What are these both treated as? Is the jar counted as an object, a construct, or a creature in general? Is your catatonic body counted as a corpse (therefore an object) an asleep creature, or something else?

I ask this because there are quite a few spells that say you must target a creature with it, so I wondered if either of these counted as such.

Best Answer

Container is an object, body is a creature, but ask your DM

The jar is an object, matching the object definition on p. 204 PHB.

For the purpose of these rules, an object is a discrete, inanimate item like a window, door, sword, book, table, chair, or stone

The jar itself is not sentinent, it is just housing the soul, and that does not make it a creature:

While your soul inhabits the container, you are aware of your surroundings as if you were in the container's space.

The body is a creature.

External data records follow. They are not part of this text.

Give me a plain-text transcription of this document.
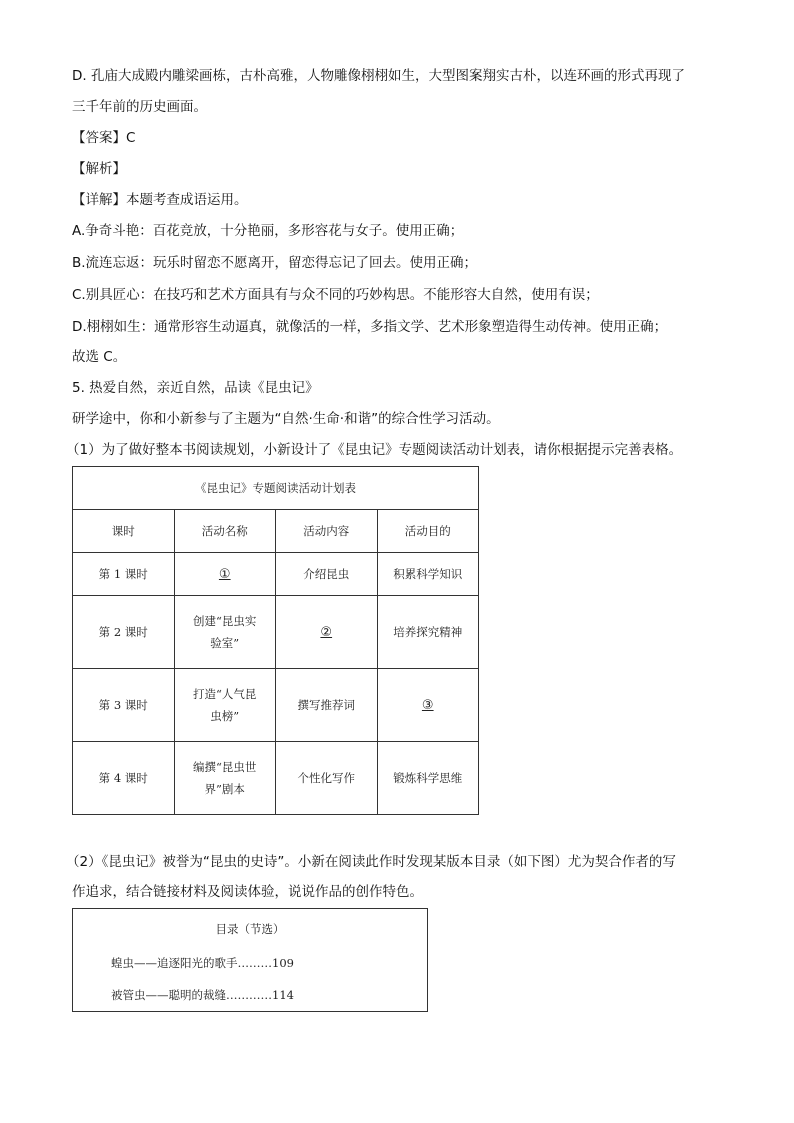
D. 孔庙大成殿内雕梁画栋，古朴高雅，人物雕像栩栩如生，大型图案翔实古朴，以连环画的形式再现了
三千年前的历史画面。
【答案】C
【解析】
【详解】本题考查成语运用。
A.争奇斗艳：百花竞放，十分艳丽，多形容花与女子。使用正确；
B.流连忘返：玩乐时留恋不愿离开，留恋得忘记了回去。使用正确；
C.别具匠心：在技巧和艺术方面具有与众不同的巧妙构思。不能形容大自然，使用有误；
D.栩栩如生：通常形容生动逼真，就像活的一样，多指文学、艺术形象塑造得生动传神。使用正确；
故选 C。
5. 热爱自然，亲近自然，品读《昆虫记》
研学途中，你和小新参与了主题为“自然·生命·和谐”的综合性学习活动。
（1）为了做好整本书阅读规划，小新设计了《昆虫记》专题阅读活动计划表，请你根据提示完善表格。
《昆虫记》专题阅读活动计划表			
课时	活动名称	活动内容	活动目的
第 1 课时	①	介绍昆虫	积累科学知识
第 2 课时	创建“昆虫实
验室”	②	培养探究精神
第 3 课时	打造“人气昆
虫榜”	撰写推荐词	③
第 4 课时	编撰“昆虫世
界”剧本	个性化写作	锻炼科学思维
（2）《昆虫记》被誉为“昆虫的史诗”。小新在阅读此作时发现某版本目录（如下图）尤为契合作者的写
作追求，结合链接材料及阅读体验，说说作品的创作特色。
目录（节选）
蝗虫——追逐阳光的歌手………109
被管虫——聪明的裁缝…………114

In general, a creature is a body with a soul although there can be exceptions (see for example, many inhabitants of Barovia in Curse of Strahd); your soul is still your soul, just out of body.

The body is described as catatonic which means "in an immobile or unresponsive stupor" and alive, and only creatures can be alive. It is not inanimate (i.e. "lacking life"), as an object needs to be. The text "if your body is dead when you return to it...", also demonstrates that the body normally is not dead, thanks Mindwin.)

But this is an unusual setup, and neither the spell nor the rules do explicitly really say as what the body or container does count, so I'd expect the DM will have to decide how to handle this.